Princeton University Press has recently issued a series of books that presents the history of religious classics from Genesis and Job to John Calvin’s Institutes and C.S. Lewis’s Mere Christianity. The series commissions learned scholars to introduce the works and offer an accessible synopsis. Bernard McGinn, an emeritus professor at the University of Chicago and an expert on Christian mysticism, is an interesting choice to present Aquinas’s Summa. It seems that Prof. McGinn’s own experience as a student of the Summa in the 1960s helped inspire him to pen this biography of Thomas’s great book. Prof. McGinn was in the thick of things as a student of Bernard Lonergan at the Gregorian during the 1960s. He was well aware of the scholarship of Henri de Lubac, Karl Rahner, Etienne Gilson and Jacques Maritain as well as the controversies swirling around the normative interpretation of Aquinas’s Summa since Leo XIII elevated the Summa to become the standard text of Catholic theology with the promulgation of the encyclical “Aeterni Patris” in 1879. In fact, McGinn’s last chapter, “The Rise and Fall of Neothomism,” offers a fascinating history of Thomism in the last century and a half—from Garrigou-Lagrange and Chenu to Von Balthasar.

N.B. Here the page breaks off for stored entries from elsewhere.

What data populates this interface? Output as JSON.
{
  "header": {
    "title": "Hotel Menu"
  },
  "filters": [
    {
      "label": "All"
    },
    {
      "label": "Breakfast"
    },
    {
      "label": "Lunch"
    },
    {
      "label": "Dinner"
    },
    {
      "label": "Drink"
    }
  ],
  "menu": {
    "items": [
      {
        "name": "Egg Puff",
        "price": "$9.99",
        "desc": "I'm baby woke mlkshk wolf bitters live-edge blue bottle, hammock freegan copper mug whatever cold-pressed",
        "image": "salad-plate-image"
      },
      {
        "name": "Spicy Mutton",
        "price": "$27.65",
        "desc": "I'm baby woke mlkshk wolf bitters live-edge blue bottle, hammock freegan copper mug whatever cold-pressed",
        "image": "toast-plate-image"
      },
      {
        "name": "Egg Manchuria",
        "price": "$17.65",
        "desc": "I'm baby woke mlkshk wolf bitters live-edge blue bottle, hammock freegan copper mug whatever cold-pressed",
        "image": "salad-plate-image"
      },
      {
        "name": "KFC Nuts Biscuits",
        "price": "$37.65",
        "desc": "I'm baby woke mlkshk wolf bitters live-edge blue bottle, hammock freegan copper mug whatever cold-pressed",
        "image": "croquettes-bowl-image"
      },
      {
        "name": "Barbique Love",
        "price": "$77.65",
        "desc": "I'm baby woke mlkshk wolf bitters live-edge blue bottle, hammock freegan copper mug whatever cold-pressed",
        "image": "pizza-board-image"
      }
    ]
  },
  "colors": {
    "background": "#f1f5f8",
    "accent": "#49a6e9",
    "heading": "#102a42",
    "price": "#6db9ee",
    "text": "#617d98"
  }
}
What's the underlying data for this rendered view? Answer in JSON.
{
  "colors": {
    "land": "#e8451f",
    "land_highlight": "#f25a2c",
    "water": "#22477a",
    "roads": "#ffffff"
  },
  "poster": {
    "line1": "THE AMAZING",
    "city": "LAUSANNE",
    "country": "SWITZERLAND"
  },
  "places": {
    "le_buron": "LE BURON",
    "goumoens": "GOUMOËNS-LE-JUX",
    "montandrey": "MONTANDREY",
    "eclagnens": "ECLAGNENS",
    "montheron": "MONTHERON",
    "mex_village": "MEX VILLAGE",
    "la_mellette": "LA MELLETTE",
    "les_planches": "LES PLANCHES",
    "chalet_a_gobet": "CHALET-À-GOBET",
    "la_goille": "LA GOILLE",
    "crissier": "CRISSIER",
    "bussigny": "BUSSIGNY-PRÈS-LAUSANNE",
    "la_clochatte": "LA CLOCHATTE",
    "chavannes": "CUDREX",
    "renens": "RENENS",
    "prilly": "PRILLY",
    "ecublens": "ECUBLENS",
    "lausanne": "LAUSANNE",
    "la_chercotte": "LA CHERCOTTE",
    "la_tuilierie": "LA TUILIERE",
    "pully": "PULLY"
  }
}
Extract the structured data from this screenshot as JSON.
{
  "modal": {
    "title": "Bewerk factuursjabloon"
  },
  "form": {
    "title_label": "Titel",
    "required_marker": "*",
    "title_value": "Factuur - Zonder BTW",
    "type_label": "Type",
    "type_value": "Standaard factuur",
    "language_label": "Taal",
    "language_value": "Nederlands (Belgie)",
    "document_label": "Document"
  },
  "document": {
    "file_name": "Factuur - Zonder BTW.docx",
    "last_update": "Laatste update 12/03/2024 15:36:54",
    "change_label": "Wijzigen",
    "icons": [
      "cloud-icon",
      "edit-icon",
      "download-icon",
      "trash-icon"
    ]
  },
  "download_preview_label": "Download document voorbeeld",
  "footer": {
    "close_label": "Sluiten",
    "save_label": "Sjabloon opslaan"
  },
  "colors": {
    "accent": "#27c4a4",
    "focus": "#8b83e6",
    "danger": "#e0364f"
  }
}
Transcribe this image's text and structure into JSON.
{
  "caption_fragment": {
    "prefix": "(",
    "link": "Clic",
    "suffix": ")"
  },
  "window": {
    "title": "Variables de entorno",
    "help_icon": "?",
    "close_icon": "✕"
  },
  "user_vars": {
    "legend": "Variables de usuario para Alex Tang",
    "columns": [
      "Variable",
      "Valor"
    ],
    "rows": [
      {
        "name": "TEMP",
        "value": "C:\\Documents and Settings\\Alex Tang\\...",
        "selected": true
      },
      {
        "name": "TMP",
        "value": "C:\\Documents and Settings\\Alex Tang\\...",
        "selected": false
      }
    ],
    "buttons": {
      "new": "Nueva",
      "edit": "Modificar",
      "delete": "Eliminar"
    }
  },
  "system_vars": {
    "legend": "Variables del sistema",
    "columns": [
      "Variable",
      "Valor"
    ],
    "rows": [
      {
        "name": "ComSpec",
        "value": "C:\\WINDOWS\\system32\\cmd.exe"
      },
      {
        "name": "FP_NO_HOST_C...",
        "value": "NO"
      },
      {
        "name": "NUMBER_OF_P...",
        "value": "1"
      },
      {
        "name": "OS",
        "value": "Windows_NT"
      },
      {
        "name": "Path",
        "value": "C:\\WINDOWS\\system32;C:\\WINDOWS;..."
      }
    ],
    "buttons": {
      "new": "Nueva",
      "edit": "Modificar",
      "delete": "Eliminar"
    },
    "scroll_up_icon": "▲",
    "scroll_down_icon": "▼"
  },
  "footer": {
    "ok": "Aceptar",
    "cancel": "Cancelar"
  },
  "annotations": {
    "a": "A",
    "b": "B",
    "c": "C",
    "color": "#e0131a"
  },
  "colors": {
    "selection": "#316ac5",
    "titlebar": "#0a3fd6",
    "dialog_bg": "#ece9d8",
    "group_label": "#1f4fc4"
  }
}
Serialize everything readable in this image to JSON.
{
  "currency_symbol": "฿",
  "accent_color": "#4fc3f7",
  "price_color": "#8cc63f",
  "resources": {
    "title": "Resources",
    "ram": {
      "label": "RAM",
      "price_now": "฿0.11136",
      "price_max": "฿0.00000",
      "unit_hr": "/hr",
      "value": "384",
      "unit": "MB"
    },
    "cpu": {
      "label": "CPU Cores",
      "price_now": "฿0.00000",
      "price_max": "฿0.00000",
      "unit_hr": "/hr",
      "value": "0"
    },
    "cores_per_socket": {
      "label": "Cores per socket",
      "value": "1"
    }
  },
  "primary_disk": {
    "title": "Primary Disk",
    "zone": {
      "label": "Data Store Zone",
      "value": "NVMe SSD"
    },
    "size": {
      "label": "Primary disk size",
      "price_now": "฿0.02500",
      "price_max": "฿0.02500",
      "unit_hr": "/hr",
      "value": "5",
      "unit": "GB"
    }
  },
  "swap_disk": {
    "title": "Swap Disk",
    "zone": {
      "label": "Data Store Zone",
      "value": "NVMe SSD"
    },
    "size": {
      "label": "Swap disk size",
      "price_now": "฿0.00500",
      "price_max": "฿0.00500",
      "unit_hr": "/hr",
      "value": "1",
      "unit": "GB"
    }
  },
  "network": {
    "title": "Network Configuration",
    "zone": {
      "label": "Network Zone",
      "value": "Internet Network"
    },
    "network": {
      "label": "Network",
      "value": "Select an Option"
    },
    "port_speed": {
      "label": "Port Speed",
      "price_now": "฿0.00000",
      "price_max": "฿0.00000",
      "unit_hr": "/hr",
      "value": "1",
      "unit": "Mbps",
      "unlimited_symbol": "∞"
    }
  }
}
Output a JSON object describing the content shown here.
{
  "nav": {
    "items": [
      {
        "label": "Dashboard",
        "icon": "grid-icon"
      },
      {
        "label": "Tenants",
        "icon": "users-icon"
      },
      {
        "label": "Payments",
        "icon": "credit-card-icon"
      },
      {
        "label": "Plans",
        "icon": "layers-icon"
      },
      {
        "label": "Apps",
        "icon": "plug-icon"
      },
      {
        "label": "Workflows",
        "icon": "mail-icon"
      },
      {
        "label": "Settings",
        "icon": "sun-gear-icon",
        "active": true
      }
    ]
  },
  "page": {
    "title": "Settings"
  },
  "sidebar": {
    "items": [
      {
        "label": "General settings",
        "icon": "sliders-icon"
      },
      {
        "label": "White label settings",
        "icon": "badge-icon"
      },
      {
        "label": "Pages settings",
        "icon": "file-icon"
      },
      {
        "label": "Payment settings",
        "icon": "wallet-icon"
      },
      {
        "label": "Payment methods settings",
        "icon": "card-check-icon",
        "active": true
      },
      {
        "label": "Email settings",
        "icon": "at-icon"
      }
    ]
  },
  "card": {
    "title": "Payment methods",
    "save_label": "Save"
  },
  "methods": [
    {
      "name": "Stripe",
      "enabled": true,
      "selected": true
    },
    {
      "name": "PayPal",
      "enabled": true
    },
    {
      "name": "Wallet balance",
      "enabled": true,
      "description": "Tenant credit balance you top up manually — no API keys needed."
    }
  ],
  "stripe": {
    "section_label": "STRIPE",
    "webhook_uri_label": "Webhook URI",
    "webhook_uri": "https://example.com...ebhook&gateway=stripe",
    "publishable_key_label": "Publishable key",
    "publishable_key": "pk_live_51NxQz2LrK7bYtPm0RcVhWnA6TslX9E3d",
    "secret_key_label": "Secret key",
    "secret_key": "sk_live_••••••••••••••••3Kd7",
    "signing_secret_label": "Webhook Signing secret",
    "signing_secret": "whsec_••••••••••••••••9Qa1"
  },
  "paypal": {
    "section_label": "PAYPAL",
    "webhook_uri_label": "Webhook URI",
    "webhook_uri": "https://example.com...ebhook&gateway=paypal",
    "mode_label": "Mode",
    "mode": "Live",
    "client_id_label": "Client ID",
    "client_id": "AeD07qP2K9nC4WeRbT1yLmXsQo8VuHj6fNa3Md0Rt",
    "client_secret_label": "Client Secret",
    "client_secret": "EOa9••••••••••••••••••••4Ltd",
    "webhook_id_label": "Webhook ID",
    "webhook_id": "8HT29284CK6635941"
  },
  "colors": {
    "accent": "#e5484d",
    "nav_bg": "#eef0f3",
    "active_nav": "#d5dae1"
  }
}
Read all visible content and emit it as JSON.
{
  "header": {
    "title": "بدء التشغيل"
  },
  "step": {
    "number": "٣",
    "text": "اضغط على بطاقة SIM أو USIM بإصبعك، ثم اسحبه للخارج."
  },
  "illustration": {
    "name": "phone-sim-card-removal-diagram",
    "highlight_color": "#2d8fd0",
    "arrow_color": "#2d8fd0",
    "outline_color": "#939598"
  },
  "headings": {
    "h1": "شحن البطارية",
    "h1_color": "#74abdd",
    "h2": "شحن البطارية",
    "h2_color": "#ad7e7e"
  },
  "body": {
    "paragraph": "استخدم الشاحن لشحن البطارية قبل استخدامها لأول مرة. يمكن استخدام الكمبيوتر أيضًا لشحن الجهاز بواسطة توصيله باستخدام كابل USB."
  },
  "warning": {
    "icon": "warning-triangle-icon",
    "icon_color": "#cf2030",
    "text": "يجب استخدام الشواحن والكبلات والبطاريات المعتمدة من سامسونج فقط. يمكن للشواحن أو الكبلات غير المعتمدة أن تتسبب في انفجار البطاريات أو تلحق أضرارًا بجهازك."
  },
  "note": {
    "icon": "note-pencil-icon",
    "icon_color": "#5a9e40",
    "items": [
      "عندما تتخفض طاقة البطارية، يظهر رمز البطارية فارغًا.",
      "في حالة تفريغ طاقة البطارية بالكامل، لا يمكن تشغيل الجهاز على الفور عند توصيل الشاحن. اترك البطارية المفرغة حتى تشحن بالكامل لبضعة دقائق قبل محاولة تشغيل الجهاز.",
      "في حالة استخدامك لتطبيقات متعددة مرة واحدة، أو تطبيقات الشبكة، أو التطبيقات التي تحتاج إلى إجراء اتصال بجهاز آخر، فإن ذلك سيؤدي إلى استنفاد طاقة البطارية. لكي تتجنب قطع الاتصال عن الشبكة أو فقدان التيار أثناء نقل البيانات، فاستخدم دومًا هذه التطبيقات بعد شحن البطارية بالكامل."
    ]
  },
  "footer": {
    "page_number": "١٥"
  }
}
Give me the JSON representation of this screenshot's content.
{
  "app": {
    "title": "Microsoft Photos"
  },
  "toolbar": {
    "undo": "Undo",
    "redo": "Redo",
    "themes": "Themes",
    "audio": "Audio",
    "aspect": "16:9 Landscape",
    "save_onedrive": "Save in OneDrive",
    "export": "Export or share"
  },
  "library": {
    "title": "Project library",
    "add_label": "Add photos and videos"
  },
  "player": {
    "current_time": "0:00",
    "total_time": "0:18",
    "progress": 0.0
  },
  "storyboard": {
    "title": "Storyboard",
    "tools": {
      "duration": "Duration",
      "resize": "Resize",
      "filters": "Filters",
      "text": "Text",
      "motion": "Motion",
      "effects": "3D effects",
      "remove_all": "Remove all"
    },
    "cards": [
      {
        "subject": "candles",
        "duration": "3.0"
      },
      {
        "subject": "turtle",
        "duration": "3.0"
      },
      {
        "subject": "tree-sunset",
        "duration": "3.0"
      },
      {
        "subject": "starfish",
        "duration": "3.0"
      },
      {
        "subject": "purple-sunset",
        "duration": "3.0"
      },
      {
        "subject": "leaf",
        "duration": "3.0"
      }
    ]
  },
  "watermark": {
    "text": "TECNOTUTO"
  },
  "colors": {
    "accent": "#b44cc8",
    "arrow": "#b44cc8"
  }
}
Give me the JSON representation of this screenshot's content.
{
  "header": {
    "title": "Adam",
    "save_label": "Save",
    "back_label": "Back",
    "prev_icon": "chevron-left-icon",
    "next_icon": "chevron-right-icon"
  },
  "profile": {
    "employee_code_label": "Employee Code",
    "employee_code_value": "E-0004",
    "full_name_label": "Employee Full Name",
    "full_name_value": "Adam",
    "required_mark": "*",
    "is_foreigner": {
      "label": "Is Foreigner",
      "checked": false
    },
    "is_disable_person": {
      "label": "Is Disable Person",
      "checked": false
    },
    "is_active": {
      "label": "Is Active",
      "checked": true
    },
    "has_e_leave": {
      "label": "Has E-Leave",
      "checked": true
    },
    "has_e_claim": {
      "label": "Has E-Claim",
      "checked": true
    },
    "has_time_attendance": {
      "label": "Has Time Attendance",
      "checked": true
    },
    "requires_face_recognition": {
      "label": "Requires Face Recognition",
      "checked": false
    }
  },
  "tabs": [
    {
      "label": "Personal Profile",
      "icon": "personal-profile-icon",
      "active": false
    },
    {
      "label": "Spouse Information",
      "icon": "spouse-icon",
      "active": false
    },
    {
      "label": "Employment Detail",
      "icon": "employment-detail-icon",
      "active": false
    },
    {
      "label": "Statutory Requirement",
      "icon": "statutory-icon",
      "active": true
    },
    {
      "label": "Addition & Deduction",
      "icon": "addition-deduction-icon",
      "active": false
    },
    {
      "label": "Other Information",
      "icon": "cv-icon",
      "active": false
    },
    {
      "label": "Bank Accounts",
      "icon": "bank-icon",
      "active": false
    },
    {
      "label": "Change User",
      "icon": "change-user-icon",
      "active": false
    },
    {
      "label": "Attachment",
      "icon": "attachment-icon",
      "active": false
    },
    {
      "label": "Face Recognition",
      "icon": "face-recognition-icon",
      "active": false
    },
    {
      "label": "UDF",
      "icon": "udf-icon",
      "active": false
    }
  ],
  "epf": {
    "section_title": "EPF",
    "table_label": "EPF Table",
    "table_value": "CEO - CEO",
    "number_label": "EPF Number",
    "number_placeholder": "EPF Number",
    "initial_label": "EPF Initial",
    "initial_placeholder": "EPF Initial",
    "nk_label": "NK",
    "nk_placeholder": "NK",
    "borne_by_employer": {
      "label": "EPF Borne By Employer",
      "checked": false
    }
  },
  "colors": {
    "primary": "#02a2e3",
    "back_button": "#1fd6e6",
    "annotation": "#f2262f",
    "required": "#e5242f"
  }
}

In short, if you have ever wondered about the Summa—its content and structure—or if you have ever skimmed parts of its articles, I recommend McGinn’s introduction. Please consider the following questions for our discussion.
1. When you hear “Thomas Aquinas” or “The Summa theologiae,” what comes to mind? What has your experience been of Aquinas’s masterpiece?
2. What, if anything, surprised you about the Summa’s reception during the two periods that McGinn describes: 1275-1850 and 1850-the present?
3. Flannery O’Connor used to read parts of the Summa for her nightly spiritual reading. Does study of the Summa or any other of Thomas’s works serve to deepen your prayer or your spiritual life?